For nearly twenty years after that, those first decorations always had a place among the grander and grander ones on their trees. And he remembers them yet, long after their marriage broke up, and knows that so does she.
Red Wagon
When Kip wakened that morning, he could hear his mother and father tip-toeing around at the door whispering. This was strange. Usually when he wakened there was no noise until he made it. Then he would yell, Morneen!
a few times until his father, in rumpled pyjamas, with hair hanging over his half-closed eyes, would come in and carry Kip to the bathroom. His father then would stand with eyes closed. When Kip was finished, his father would return him to his crib and mumble, Go back to sleep.
Then his father would disappear and no matter how much noise Kip made it was always another hour before he could get one of them up again, although often they would yell, Shut up!
But this time there were whispers. Kip sat up carefully in his crib and listened.
Hear anything?
one whisper asked.
No,
said the other whisper. Must be still asleep.
Just like a kid,
said the first whisper. Gad. Gets up early every morning but Christmas.
Kip’s father said Gad a lot.
If he knew what was out here, he’d be up all right,
said the first whisper again.
Kip became mildly excited. This was interesting, but he couldn’t sit around all day in bed when there was the bathroom. This was important. Sometimes he didn’t make it on time.
Morne-e-e-n!
he called.
The door opened quickly. They were standing there. His mother had washed her face, which was not usual at this time of morning. His father had combed his hair.

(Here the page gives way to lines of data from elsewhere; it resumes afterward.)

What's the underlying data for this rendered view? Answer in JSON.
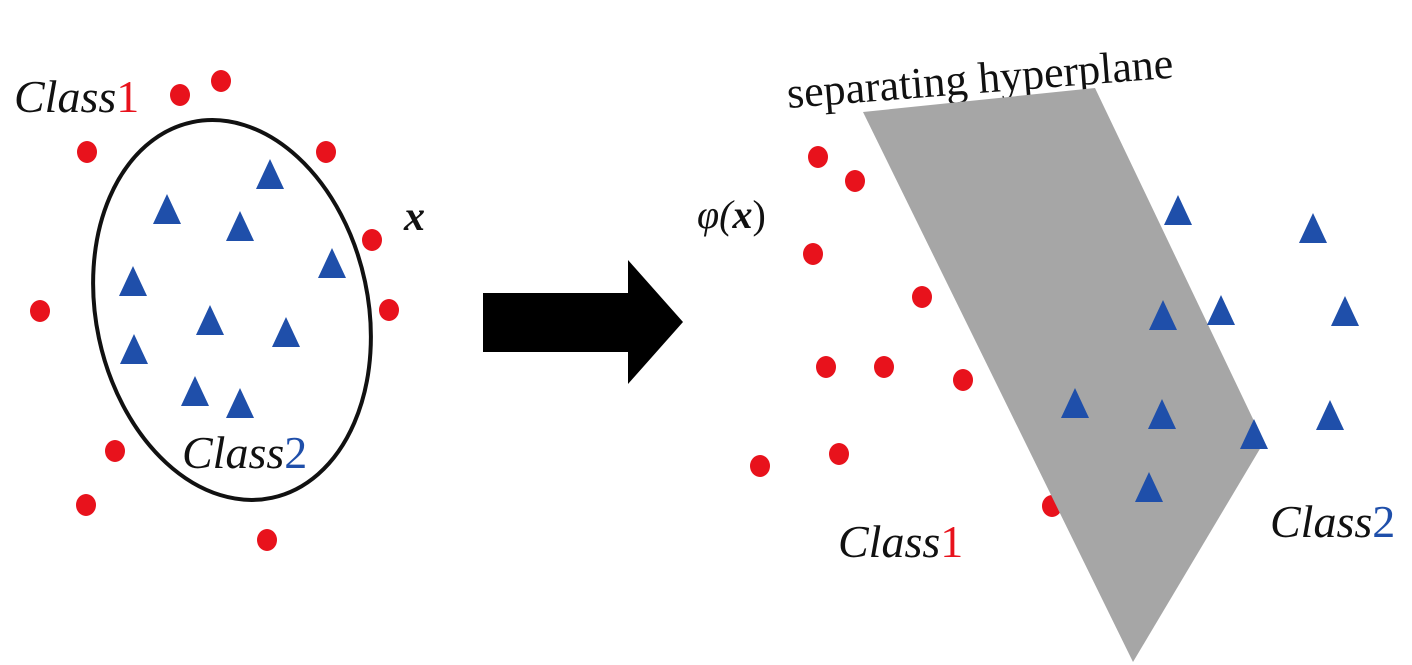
{
  "colors": {
    "class1": "#e8121c",
    "class2": "#1f4faa",
    "plane": "#a6a6a6",
    "arrow": "#000000",
    "ellipse": "#111111",
    "text": "#111111"
  },
  "left_panel": {
    "class1_label": {
      "word": "Class",
      "num": "1"
    },
    "class2_label": {
      "word": "Class",
      "num": "2"
    },
    "input_var": "x"
  },
  "right_panel": {
    "title": "separating hyperplane",
    "mapping_phi": "φ(",
    "mapping_var": "x",
    "mapping_close": ")",
    "class1_label": {
      "word": "Class",
      "num": "1"
    },
    "class2_label": {
      "word": "Class",
      "num": "2"
    }
  },
  "icons": {
    "class1_marker": "circle-dot-icon",
    "class2_marker": "triangle-icon",
    "transform": "right-arrow-icon"
  }
}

They both said Merry Christmas, whatever that meant. Kip contemplated the word, or two words, whatever it was, and kept silent. He knew he’d just make a fool of himself if he tried to say it, or them, back, although that was obviously expected of him. He stood up in bed.
Red Wagon!
he commanded. Red Wagon!
Bathroom first,
said his mother.
Gad. Wait’ll he sees that other stuff,
said his father, who was smiling. This, in Kip’s experience, was unparalleled. It wasn’t that his father wasn’t a nice man. But he usually just didn’t seem happy in the morning.